A May 2005 report from the Government Accountability Office stated that the DHS had failed to fulfill its cyberspace goals since its creation in 2003, a black mark that Secretary Michael Chertoff is hoping to improve. His reorganization plan, announced last July, involves the creation of a position for an assistant secretary of cybersecurity.
That position has been created and funded by Congress, but not yet filled. A spokesman for the DHS said that the undersecretary for preparedness, George Foresman, is actively looking, and “it is a priority.”

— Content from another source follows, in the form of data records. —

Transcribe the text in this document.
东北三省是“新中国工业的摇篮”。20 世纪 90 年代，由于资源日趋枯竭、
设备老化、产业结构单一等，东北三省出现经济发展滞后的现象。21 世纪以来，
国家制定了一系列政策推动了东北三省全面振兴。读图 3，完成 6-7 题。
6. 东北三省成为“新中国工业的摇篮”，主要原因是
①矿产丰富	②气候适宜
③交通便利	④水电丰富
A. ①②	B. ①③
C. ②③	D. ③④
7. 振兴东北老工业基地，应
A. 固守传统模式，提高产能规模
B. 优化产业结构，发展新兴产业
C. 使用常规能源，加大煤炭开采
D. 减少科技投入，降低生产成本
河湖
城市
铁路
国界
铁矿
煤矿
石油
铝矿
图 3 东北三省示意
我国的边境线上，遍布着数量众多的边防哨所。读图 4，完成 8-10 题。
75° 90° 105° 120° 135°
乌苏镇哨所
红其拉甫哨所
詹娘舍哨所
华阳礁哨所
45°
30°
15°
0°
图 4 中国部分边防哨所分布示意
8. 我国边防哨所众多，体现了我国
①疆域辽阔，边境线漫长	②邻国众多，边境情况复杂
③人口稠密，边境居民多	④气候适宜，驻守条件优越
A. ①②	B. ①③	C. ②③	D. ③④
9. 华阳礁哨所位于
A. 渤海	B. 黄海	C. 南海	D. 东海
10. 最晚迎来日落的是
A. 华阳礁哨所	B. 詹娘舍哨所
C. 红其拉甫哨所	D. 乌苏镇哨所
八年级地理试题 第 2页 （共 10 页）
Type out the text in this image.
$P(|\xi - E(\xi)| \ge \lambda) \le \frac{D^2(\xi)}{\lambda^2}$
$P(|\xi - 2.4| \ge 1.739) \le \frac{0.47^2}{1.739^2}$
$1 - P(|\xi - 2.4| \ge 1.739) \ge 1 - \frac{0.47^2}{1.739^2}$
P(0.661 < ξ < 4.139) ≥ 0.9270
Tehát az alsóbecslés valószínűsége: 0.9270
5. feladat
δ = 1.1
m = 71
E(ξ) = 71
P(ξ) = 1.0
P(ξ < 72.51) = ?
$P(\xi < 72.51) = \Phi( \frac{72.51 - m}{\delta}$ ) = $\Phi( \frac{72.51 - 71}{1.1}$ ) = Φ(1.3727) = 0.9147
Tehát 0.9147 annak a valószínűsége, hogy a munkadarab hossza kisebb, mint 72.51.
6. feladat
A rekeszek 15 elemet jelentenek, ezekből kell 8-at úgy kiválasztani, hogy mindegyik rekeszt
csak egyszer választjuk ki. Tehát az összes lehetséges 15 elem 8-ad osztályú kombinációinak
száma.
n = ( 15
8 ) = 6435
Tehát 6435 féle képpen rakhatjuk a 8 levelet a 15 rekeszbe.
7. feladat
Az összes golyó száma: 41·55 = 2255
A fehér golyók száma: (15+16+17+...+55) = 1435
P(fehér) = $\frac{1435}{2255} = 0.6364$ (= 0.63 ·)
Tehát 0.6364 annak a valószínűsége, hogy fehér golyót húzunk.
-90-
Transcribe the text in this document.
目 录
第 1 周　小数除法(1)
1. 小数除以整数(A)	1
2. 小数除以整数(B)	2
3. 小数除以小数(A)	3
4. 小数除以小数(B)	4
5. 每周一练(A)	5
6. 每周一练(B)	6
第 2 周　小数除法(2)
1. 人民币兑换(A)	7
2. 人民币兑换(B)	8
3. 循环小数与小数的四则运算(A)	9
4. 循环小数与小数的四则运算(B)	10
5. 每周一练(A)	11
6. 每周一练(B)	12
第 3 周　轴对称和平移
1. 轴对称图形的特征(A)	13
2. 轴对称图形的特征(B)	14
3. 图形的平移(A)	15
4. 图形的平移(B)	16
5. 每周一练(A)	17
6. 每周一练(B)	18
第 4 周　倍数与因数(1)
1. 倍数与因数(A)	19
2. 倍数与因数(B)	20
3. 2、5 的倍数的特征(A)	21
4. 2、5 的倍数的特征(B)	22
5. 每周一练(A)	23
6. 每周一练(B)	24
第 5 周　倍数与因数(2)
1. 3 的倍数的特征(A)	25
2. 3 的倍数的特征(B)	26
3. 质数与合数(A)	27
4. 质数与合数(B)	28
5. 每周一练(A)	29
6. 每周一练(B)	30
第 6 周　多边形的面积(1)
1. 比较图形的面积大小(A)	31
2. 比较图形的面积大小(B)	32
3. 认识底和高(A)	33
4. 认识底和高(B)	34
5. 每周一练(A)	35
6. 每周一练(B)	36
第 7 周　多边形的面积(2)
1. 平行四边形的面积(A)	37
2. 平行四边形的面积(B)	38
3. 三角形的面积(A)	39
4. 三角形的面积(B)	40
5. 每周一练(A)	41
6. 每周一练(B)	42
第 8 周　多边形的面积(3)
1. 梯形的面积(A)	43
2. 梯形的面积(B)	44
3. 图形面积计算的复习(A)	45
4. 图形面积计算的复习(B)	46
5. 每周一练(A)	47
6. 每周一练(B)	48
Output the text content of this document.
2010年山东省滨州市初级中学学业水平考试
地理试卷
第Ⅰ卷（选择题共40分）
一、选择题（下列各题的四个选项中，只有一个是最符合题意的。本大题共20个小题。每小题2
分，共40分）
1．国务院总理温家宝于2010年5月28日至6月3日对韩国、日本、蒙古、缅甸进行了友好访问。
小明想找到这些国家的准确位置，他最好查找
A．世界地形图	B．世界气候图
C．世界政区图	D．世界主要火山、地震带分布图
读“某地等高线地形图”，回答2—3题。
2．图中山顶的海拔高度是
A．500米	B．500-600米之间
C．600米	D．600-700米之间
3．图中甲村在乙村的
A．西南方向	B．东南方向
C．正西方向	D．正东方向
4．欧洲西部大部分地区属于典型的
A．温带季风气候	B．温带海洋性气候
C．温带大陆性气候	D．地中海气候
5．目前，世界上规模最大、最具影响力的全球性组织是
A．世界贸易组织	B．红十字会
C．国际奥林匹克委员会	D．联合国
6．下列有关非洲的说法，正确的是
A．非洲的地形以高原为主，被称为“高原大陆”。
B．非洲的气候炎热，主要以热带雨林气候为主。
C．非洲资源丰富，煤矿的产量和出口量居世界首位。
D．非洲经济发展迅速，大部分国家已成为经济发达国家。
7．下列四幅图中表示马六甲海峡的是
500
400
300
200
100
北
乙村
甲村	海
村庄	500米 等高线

But there exists another cybersecurity threat, one highlighted by the example of Rakan bin Williams — confronting al-Qaida's propaganda and recruitment abilities on the Web.
To this point, Kohlmann said, “We are five generations behind on this. The authorities have little or no understanding of the issues.”
A sentiment that Defense Secretary Donald Rumsfeld shares. In a speech to the Council on Foreign Relations last month, Rumsfeld stated that the United States is losing the propaganda war against al Qaida.
Rumsfeld said "the enemies had skillfully adapted" to the age of the Internet and are using media effectively, and encouraged the Pentagon to improve communication strategies to counter that threat.